FlapsFail
FlapsFail

Reputation: 525

Smalltalk syntax error

I'm learning smalltalk right now and am trying to make a very simple program that creates an array of numbers and then finds the largest number. My code looks like this:

| list max |
list := #(1 8 4 5 3).
    1 to: list size do: [:i |
    max < (list at: i)
        ifTrue: [max := (list at: i)].
        ifFalse: [max := max].
    ].

When I run this code, I get "stdin:7: parse error, expected ']'". I'm a bit confused as to what is causing this. It looks to me like all of my square brackets correspond. Help?

Upvotes: 1

Views: 2008

Answers (3)

Norbert Hartl
Norbert Hartl

Reputation: 10841

Alexandre told you already that is likely that collection provides a max method. You might be interested in a few ways how to do it.

Using collection max (maximum of all elements)

#(1 8 4 5 3) max

Using number max: (which of two numbers is bigger)

#(1 8 4 5 3) inject: 0 into: [:max :elem|
     max max: elem ]

Or using just using the internal iterator

#(1 8 4 5 3) inject: 0 into: [:max :elem|
    max < elem 
       ifTrue: [ elem ]
       ifFalse:[ max ] ]

Together with your solution to use an external iteration you can see there are a lot of possibilities.

Hope it adds something

Upvotes: 5

paxdiablo
paxdiablo

Reputation: 881403

Your immediate problem is that you terminate the ifTrue section with a period. You could normally just remove the period but, since your ifFalse section is effectively a non-operation, it's probably better to remove that bit.

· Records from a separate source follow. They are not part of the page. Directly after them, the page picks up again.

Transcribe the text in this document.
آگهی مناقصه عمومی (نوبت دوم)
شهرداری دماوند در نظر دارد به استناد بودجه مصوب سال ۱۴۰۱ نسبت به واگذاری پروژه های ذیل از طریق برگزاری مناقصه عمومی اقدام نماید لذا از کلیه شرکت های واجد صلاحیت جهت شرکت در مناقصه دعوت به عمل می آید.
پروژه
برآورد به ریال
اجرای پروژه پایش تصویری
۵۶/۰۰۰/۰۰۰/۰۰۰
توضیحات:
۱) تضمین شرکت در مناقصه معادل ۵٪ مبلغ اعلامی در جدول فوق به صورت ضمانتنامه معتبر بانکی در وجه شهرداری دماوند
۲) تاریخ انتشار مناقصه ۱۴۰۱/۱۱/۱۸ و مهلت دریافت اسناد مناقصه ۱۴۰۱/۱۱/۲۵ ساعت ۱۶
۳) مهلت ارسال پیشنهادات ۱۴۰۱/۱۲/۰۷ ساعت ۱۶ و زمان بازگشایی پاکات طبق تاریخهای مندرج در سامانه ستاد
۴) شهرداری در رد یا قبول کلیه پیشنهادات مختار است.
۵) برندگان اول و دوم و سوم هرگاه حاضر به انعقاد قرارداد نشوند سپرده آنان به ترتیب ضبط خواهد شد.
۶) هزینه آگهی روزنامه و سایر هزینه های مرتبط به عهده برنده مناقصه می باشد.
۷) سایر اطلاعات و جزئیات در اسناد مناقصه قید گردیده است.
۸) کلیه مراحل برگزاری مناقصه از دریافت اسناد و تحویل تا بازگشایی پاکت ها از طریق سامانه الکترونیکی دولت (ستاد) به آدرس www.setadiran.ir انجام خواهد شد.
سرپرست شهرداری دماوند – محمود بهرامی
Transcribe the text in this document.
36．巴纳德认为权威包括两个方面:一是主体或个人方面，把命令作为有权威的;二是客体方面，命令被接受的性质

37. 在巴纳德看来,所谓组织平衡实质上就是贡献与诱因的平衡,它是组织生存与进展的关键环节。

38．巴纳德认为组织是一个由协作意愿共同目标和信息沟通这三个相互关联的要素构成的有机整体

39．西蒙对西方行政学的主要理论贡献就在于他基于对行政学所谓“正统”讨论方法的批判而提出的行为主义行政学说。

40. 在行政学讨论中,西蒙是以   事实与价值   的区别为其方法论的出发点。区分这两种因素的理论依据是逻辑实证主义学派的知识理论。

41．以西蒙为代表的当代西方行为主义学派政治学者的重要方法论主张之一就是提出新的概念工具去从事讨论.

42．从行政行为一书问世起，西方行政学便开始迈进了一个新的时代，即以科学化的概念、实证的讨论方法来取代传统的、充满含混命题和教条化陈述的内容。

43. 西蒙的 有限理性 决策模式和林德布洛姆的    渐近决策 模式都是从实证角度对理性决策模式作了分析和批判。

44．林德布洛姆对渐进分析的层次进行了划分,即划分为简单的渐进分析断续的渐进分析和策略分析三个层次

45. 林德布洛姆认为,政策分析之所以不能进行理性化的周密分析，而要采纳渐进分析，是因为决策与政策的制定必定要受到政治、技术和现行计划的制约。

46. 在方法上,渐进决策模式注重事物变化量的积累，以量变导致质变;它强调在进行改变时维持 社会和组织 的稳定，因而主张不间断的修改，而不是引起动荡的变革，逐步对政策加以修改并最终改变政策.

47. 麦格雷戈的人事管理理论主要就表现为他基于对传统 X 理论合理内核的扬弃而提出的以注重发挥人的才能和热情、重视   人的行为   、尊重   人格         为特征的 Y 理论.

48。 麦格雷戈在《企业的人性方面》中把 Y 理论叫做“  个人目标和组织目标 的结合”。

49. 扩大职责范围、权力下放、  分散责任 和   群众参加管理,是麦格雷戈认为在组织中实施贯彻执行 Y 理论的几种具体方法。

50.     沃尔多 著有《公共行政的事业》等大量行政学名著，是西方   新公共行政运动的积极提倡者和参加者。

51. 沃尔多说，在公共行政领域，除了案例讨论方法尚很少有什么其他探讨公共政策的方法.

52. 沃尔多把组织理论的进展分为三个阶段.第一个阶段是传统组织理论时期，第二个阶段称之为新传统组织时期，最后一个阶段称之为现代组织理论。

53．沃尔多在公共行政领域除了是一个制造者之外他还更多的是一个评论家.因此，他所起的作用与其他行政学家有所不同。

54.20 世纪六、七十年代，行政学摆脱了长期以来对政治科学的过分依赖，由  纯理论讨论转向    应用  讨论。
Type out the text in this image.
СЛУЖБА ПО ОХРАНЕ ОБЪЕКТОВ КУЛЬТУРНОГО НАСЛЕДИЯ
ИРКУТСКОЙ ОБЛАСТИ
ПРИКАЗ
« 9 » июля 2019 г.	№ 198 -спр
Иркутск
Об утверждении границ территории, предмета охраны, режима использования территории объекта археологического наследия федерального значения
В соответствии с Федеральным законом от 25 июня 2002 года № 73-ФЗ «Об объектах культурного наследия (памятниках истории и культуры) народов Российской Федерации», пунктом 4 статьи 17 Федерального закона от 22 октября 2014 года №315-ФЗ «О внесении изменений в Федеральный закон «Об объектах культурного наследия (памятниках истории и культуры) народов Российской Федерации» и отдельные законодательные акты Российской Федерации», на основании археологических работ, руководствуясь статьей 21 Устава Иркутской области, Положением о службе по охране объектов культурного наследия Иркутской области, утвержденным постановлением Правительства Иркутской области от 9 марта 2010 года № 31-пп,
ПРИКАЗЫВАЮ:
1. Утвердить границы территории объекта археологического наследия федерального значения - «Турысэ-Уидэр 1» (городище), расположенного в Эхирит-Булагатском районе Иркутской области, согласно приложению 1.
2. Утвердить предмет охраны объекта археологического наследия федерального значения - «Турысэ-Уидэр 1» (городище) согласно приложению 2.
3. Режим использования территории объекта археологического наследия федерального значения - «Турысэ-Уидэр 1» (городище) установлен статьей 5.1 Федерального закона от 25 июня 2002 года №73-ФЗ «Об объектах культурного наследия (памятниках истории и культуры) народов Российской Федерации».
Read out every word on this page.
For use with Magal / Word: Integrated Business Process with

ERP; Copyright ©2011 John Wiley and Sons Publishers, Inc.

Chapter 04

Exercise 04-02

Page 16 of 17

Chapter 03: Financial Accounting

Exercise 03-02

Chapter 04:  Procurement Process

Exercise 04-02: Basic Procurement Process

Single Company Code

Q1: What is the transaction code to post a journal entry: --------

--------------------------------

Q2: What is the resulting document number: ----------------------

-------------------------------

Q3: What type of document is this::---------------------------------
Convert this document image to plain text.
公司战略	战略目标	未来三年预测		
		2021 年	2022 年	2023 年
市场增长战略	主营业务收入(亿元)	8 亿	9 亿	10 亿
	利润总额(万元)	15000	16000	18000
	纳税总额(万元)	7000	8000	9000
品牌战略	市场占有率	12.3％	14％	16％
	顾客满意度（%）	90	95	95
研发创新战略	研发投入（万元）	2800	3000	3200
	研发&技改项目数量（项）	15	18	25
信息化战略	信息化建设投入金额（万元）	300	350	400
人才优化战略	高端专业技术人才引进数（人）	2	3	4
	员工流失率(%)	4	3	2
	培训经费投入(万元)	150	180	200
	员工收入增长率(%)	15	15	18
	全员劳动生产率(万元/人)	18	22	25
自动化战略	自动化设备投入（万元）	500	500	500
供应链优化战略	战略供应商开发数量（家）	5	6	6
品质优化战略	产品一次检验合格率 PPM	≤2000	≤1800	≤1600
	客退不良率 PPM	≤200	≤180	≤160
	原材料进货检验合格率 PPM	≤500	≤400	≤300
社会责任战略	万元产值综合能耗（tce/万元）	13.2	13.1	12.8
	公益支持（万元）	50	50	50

But even when you fix that, you still need to initialise max so that you don't get a < message being sent to the nil object. You can initialise it to the first element, if there are any, then you can change the loop to start at the second.

Of course, initialising to the first element is problematic when the list is empty so you should handle that as well. In the code below, I've set it to a suitable small value then initialised it from the first element of the list only if it's available.

Corrected code is:

| list max |
list := #(1 8 4 5 3).
max := -99999.
(list size) > 0 ifTrue: [max := (list at: 1)].
2 to: list size do: [:i |
    max < (list at: i) ifTrue: [max := (list at: i)].
]
(max) displayNl

This outputs 8 as expected and also works fine on the edge cases (list size of zero and one).

Upvotes: 3

Alex Jasmin
Alex Jasmin

Reputation: 39496

The line number seems off but looking at your code it seems the error is probably caused by the period after ifTrue: [max := (list at: i)]. #ifTrue:ifFalse is a single method selector and it doesn't make sense to break it into two statements.

Actually you could remove the ifFalse part of the code entirely. Assigning max to itself has no effect. Also looping on the indices is not needed here. You can work on the values directly with list do: […].

The max variable should also be initialized. Zero seems like a good choice to compare against the positive numbers in your array.

But instead of doing all that look into the Collection class. Your Smalltalk dialect may already offer a max method for this task.